The East Lancashire Deaf Society (ELDS) operates across Lancashire, supporting the deaf and hard of hearing community.
The charity has received two loans from Charity Bank, the first to assist with the redevelopment of their King’s Court building, and the second for the development of new activities. Managing Director Doug Alker shares how crucial these loans were in helping them to realise these ambitious projects.
“At ELDS, we continuously strive for the rights of deaf people. Our vision is to break down barriers and build a world where equal opportunities exist in education, employment, access and involvement. We provide a continually growing range of services that help deaf people to navigate social difficulties and exclusion, including offering advice, signposting and interpretation, as well as outreach support and childcare services. We put the independence of deaf people at the centre of everything we do; 70% of our management committee is profoundly deaf and all of our social activities are organised by deaf people.

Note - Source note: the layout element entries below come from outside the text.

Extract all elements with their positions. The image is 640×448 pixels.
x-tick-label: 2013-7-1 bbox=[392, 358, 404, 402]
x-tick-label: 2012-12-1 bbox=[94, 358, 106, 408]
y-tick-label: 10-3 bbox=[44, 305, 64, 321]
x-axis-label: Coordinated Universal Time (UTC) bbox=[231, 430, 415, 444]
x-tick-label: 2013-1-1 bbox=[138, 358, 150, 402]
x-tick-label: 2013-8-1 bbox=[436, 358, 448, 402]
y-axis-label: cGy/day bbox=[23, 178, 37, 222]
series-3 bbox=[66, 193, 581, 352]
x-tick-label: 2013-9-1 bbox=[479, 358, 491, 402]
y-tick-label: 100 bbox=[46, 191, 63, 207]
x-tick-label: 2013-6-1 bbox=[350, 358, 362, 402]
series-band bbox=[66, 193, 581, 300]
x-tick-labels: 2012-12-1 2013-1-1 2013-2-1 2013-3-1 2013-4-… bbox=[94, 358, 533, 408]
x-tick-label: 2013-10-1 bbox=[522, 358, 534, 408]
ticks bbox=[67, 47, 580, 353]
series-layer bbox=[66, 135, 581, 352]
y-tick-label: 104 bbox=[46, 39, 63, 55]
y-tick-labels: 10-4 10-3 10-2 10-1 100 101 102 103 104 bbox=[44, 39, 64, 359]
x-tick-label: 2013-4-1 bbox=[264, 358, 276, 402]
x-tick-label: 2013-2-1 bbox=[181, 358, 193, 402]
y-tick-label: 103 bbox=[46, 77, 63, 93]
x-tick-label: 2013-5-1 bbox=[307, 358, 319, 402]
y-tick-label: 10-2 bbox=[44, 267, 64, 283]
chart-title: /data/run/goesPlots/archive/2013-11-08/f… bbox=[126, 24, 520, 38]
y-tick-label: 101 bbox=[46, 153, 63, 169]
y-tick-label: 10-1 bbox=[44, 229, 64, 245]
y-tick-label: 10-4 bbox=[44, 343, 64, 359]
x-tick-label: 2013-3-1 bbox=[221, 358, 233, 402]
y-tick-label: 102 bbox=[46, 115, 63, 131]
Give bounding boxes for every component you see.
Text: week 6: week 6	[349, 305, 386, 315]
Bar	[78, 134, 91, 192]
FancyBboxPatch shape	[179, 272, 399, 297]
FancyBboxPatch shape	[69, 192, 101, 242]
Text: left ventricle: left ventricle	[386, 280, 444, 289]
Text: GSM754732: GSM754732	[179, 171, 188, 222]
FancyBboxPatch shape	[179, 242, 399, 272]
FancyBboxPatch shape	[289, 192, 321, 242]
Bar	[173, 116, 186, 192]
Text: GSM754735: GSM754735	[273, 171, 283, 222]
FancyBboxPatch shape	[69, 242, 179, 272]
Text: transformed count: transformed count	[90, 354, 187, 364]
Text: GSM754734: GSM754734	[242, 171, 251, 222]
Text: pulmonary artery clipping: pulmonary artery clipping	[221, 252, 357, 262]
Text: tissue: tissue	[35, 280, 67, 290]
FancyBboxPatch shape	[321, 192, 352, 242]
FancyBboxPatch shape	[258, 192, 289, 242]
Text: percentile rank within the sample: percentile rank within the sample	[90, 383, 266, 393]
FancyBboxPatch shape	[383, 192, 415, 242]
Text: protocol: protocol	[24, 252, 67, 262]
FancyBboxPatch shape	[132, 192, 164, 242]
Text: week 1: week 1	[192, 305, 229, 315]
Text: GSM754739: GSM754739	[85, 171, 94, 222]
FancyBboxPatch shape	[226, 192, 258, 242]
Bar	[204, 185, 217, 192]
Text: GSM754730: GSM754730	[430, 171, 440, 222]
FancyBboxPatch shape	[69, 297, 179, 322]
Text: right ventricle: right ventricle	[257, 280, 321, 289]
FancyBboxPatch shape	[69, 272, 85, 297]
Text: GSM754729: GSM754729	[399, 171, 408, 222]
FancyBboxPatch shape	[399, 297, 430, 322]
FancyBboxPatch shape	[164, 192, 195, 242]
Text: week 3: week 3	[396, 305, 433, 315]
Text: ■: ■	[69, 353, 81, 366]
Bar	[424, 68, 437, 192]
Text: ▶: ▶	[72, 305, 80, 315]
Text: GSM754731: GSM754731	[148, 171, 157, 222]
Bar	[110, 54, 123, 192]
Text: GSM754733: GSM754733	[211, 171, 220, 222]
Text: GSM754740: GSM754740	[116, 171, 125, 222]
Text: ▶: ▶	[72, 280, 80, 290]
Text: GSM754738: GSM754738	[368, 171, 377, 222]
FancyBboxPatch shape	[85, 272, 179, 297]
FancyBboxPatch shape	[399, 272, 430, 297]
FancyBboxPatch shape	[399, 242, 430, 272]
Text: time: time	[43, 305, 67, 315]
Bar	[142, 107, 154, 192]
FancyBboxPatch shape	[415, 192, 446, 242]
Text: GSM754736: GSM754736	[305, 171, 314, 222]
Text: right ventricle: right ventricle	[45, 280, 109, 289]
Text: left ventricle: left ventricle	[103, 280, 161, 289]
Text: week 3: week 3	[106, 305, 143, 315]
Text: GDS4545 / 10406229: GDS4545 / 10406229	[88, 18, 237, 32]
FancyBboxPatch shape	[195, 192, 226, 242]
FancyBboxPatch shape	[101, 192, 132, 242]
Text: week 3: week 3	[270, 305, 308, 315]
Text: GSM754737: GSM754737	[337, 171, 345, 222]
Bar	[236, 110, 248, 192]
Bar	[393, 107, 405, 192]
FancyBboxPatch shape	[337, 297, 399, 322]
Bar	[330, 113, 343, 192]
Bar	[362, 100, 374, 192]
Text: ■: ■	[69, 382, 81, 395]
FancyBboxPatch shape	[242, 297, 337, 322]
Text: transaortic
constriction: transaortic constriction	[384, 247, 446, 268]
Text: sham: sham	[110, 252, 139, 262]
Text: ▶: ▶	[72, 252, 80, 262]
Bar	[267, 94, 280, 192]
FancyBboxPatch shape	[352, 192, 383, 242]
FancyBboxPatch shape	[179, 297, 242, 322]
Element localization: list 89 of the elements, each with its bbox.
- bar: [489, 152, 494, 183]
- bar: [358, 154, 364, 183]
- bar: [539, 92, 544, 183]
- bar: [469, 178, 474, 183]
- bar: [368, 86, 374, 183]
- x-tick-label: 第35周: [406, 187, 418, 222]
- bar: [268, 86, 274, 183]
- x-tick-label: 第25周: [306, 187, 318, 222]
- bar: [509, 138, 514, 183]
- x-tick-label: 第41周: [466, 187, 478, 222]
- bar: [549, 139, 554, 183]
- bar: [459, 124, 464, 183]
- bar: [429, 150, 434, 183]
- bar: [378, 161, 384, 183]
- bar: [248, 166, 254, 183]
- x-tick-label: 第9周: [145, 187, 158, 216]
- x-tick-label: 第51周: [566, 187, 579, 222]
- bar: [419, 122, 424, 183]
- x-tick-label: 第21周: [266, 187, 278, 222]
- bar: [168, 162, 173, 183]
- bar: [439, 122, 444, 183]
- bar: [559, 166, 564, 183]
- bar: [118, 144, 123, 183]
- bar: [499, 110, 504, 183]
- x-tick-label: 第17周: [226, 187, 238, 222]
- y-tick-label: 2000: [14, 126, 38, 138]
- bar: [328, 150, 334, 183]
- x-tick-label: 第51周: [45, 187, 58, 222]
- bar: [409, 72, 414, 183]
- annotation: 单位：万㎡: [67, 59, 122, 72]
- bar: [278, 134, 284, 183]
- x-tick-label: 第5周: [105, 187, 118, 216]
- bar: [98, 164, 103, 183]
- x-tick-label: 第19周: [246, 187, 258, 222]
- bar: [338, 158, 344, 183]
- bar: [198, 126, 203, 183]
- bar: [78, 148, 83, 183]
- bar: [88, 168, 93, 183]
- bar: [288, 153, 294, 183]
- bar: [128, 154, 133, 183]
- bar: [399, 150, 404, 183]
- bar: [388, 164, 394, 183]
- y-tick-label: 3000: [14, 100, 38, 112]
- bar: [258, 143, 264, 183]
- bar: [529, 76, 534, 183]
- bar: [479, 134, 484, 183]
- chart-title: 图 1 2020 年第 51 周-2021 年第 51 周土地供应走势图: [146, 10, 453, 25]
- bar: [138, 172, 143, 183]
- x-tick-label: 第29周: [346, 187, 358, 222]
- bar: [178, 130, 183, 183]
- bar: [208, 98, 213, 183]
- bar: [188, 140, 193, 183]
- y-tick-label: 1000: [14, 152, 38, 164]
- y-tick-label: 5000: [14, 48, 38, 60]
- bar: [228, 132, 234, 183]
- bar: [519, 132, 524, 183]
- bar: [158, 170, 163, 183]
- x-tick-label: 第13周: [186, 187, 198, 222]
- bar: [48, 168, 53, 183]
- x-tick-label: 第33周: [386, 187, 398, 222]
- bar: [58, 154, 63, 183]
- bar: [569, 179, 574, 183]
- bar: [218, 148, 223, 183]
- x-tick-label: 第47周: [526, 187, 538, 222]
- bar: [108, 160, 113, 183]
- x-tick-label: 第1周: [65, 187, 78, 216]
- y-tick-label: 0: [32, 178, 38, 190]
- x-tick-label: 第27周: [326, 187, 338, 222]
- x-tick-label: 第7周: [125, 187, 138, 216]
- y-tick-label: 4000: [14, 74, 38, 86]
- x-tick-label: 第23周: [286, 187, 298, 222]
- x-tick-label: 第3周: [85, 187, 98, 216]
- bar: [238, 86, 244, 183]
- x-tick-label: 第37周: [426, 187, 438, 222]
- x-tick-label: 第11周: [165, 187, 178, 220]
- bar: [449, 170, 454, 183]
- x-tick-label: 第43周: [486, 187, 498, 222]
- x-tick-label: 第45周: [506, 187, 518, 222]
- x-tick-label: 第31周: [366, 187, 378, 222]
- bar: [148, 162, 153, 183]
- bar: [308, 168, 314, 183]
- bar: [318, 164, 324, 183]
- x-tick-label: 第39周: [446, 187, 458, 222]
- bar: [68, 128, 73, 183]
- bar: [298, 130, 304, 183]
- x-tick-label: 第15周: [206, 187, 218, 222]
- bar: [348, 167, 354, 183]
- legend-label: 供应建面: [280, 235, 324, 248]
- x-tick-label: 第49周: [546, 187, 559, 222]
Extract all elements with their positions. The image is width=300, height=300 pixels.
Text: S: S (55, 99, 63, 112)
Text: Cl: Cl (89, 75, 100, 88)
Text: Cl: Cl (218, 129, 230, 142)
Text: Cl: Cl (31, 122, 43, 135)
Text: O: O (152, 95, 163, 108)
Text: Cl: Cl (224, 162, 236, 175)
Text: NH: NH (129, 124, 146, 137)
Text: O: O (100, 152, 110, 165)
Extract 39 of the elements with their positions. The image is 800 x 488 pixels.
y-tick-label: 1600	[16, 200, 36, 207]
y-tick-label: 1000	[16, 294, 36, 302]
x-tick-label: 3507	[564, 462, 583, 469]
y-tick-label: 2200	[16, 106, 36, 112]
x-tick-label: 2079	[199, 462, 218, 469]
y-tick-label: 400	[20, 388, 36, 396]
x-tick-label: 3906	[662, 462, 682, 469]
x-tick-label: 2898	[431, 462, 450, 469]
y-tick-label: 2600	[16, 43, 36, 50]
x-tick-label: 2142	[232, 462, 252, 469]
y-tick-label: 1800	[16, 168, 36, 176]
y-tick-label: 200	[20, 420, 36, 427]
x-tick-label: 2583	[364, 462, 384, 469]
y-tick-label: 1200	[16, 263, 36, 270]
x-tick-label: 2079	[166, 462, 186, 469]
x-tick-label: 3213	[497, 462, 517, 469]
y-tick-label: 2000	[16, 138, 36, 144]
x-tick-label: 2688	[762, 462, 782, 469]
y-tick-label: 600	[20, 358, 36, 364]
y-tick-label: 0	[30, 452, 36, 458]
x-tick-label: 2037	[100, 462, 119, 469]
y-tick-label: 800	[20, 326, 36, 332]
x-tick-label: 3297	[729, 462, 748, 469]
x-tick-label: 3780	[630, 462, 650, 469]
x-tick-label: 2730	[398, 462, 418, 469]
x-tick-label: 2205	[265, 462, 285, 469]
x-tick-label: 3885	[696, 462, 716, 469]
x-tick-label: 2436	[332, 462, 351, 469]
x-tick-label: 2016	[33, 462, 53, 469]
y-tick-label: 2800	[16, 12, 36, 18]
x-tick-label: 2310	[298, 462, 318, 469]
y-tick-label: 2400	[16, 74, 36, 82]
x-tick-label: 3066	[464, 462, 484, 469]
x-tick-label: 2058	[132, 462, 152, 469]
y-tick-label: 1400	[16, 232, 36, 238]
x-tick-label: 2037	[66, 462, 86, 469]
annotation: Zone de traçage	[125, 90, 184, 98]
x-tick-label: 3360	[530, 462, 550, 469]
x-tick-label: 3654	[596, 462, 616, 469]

“As we have grown, we have continued to expand to ensure the charity’s sustainability and find new ways to serve the deaf and hard of hearing community. In 2010, we received our first loan from Charity Bank to help us transform a derelict listed building into a business enterprise centre, Kings Court. The building now offers a wide range of services and office space to meet local business requirements, while also acting as a social enterprise providing employment opportunities for deaf people.
“We had spoken to other, mainstream lenders for this project but the overwhelming response we got was that it was too speculative. Charity Bank’s loan effectively rescued the project at the eleventh hour and led the way for other lenders to then come on board.
“With help from a second Charity Bank loan five years later, we converted part of another of our buildings into a training facility for a new apprenticeship scheme. This provides young deaf people with the opportunity to gain experience and confidence in a work environment. Some of the features of this training facility include state-of-the-art technology, a carpentry-training workshop with professional equipment, and a bespoke classroom for study. Many of these apprentices have gone on to progress into employment within one of ELDS’s social enterprises, such as the Courthouse Restaurant or Home Solutions, a BSL-friendly repair and gardening service.
“The work that Charity Bank does as a social lender is vital. Charity Bank looks beyond the financial aspect and has a genuine interest in what we’re doing and the potential social impact. It is also quite important to us that our interest payments go back into the social sector to aid other charities and projects.
“The social sector is concerned about our community and our environment. Therefore, the importance of investing wisely to help support charities and organisations in this sector is crucial and we would encourage everyone to consider this when choosing a bank to save or borrow from.”